My Dark Vanessa – Kate Elizabeth Russell

Le comment du pourquoi

J’avais entendu de parler de ce roman par plusieurs amies, qui m’ont toutes dit que je serais touchée par cette histoire. Je pense qu’elles me connaissent parce que le traitement de l’abus m’a bouleversée et cette histoire est vraiment venue me chercher. 

De quoi ça parle

Vanessa a quinze ans quand elle entre dans un prestigieux pensionnat privé. Elle et sa meilleure amie ne se parlent plus depuis que cette dernière a un copain et elle est se retrouve seule et peu sûre d’elle. Elle va s’éveiller à la sensualité à travers le regard et les gestes de Jacob Strane, son professeur de littérature, qui va rapidement la distinguer, la faire se sentir spéciale, privilégiée. Dix-sept ans plus tard, des accusations contre Strane vont surgir et Vanessa va devoir porter un autre regard sur la relation qui a fait sa vie pendant tant d’année.

Mon avis

Oh que ce roman est dérangeant! Nous voyons toute cette histoire à travers le regard de Vanessa, profondément blessée sans s’en rendre compte. Ça fait frissonner, on a parfois le goût de la secouer, mais c’est toute cette ambivalence qui fait que le roman est si intéressant. En effet, dans sa tête, Vanessa a vécu une grande histoire d’amour interdit, pas une relation abusive. Cette histoire a tellement pris de place en elle, a tellement défini ce qu’elle est, qu’elle n’a de cesse de lui trouver des excuses et elle en a plutôt contre celles qui dénoncent « pour une peccadille » selon elle.

C’est une histoire tragique et sombre, bien trop fréquente. C’est celle des victimes qui minimisent car trop de souffrance, des institutions qui sont complices et des silences qui prennent de l’expansion avec le temps et qui remplit le vide. À 32 ans, Vanessa ne va pas bien, voit un psy, mais ne lui a pas vraiment parlé de cette histoire. D’ailleurs, elle est toujours en contact avec Crane, elle est sa confidente, la seule qui restée envers et contre tous, la seule qui compte assez pour lui. Parce que elle, c’était différent. Elle, il l’aimait.

C’est à travers ces allers-retours entre passé et présent que nous allons comprendre petit à petit l’emprise qu’avait cet enseignant sur la jeune femme. On sent qu’il sait ce qu’il fait, qu’il sait que c’est mal, mais il se justifie à lui-même, il réussit à lui faire croire que tout ça vient d’elle. Il lui fait lire Lolita, vante son travail, la fait se sentir belle alors qu’elle se sent « ordinaire ». À chaque étape, il valide si elle veut, si elle est sûre, elle en redemande et revient encore et toujours. Et pourtant…

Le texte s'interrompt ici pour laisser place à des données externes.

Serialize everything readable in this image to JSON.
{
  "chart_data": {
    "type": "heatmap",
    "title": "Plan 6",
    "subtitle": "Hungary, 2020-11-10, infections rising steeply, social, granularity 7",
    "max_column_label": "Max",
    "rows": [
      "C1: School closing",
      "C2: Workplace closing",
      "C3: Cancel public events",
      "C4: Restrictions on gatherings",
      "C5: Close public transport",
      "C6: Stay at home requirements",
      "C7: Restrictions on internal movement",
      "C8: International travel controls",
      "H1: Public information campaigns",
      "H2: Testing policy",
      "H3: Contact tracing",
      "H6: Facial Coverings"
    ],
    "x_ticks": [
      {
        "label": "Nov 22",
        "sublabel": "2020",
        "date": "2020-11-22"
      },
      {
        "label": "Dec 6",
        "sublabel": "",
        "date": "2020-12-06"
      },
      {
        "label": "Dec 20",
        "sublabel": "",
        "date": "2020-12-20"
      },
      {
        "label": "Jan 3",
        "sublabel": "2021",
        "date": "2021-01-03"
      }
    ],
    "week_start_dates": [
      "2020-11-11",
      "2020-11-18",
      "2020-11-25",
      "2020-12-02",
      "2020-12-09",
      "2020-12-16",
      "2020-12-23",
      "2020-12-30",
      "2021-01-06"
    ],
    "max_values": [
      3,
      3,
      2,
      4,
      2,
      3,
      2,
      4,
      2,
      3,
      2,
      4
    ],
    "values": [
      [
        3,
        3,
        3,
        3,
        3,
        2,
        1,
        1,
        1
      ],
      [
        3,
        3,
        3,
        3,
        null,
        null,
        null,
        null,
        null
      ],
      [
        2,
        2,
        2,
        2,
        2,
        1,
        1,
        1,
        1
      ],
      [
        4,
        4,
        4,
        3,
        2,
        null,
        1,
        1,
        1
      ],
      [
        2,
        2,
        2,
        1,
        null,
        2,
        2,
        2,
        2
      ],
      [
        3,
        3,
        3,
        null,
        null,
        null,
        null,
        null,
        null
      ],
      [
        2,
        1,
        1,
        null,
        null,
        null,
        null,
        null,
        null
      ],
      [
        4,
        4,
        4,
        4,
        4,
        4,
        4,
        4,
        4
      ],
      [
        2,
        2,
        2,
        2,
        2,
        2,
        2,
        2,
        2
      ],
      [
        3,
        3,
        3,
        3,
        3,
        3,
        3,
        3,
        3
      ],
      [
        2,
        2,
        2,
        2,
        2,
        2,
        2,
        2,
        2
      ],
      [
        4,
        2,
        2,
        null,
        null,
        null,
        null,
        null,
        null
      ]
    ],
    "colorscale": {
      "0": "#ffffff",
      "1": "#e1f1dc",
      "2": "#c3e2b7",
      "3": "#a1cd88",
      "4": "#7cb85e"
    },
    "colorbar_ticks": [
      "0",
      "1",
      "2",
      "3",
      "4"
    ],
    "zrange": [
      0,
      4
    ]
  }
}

Pas facile de passer tant de temps avec Vanessa et son déni, mais à la côtoyer, on peut comprendre la profondeur de ses blessures et de ses mécanismes de défense. Son évolution ne sera pas magique et ce qui fait le plus peur, c’est qu’une telle histoire aurait pu arriver à de nombreuses adolescentes. Elle se sentait exclue, insécure, cherchait sa place… mais n’est-ce pas souvent le cas à l’adolescence?

Bref, il m’a marquée et me rappelle toutes les manipulations « ordinaires », toutes ces relations toxiques de co-dépendance et ces gratifications qu’on peut trouver à être « importante » pour quelqu’un. À tenter, si vous avez le coeur bien accroché.

2 Commentaires

2 pings

  1. Le sujet est brûlant en ce moment en France ! j’en ai suffisamment lu ces temps-ci, je ne vais pas en rajouter.

  2. Au moins, nous sommes prévenu.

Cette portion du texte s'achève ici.